Gillett & Johnston Selfridge’s Bow Bell
In 1909 Selfridge’s opened its doors for the first time and by the 1930’s Selfridges was the largest retail group in Europe. To celebrate its 21st birthday a new clock was commissioned. The Queen of Time was installed in 1931 along with 5 Gillett bells.
What is not so commonly known is the friendship that developed between Gordon Selfridge and Gillett’s own Cyril Johnston.
The friendship was very profitable for Gillett’s especially when a contract for the restoration of twelve famous bells came up. These bells were for St Mary le Bow church in Cheapside and the bells were the famous Bow Bells dating back to 1738. According to tradition a true cockney must be born within the sound of Bow Bells. The bells are also the reason Dick Whittington returned to London when he heard them ringing out. The famous nursery rhyme Oranges and Lemons also mentions Bow Bells “I do not know says the great Bell of Bow”. Incidentally the sound of Bow Bells is now being drowned out by London’ noise pollution as according to the Daily Mail on 26 June 2012. Apparently the street noise is twice as loud in London as it was 150 years ago.

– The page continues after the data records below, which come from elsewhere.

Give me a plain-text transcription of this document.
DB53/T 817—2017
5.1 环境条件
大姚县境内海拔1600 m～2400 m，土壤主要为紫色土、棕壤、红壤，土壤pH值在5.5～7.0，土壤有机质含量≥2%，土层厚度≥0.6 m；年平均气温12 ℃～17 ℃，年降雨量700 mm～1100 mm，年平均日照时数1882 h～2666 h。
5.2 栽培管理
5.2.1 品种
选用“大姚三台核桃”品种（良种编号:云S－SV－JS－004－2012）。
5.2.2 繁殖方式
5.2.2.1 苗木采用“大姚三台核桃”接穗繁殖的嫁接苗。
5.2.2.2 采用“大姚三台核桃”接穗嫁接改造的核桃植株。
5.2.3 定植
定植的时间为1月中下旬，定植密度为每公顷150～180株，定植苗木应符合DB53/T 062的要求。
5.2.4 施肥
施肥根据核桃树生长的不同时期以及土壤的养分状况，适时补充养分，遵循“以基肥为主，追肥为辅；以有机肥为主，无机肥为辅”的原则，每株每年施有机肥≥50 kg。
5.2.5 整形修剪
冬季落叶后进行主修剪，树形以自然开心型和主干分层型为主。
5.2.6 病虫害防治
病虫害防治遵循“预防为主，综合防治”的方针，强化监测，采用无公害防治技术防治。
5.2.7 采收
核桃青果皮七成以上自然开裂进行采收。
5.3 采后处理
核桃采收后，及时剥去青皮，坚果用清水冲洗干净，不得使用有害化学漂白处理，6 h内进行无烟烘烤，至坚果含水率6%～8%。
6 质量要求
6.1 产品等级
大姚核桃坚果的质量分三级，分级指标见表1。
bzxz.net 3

Bow Vestry was the committee set up in 1931 to manage the restoration of the 12 bells. The committee asked for 3 foundaries to submit quotes for the work but when the quotes came in it became apparent that the £15,000 needed for the restoration of the bells was a difficult amount to raise in a country in recession after WW1. At a 1931 committee meeting a letter was produced from Cyril Johnston along with a letter he had enclosed from an anonymous American offering to pay for the entire restoration of the bells on condition that the work was carried out by Gillett & Johnston. The job was awarded to Gillett’s and Selfridge’s came forward as the anonymous donor. There was a lot of controversy surrounding the awarding of this job to Gillett’s due to what was considered underhand tactics and the fact that Cyril Johnston used a new method of tuning bells. A method which would see him awarded with an OBE in 1948.
The G&J peel was dedicated on 7th July 1933 by the Archbishop of Canterbury. The event was a nationwide celebration with 300 ringers from around the country coming to Cheapside. Selfridge had his name inscribed on the newly recast tenor bell and through a lavish tea to celebrate in his store and Gillett’s had their own celebration at the foundry in Croydon.
Sadly on the 11th May 1941 German bombs destroyed much of St Mary le Bow and the Gillett bells crashed to the ground. The bells were re cast in 1956 and ringing resumed in 1961. Due to the controversy surrounding the Gillett’s recasting of the Bells all mention of Selfridges and the recasting in 1931 by Gillett’s was left out of the bells inscription.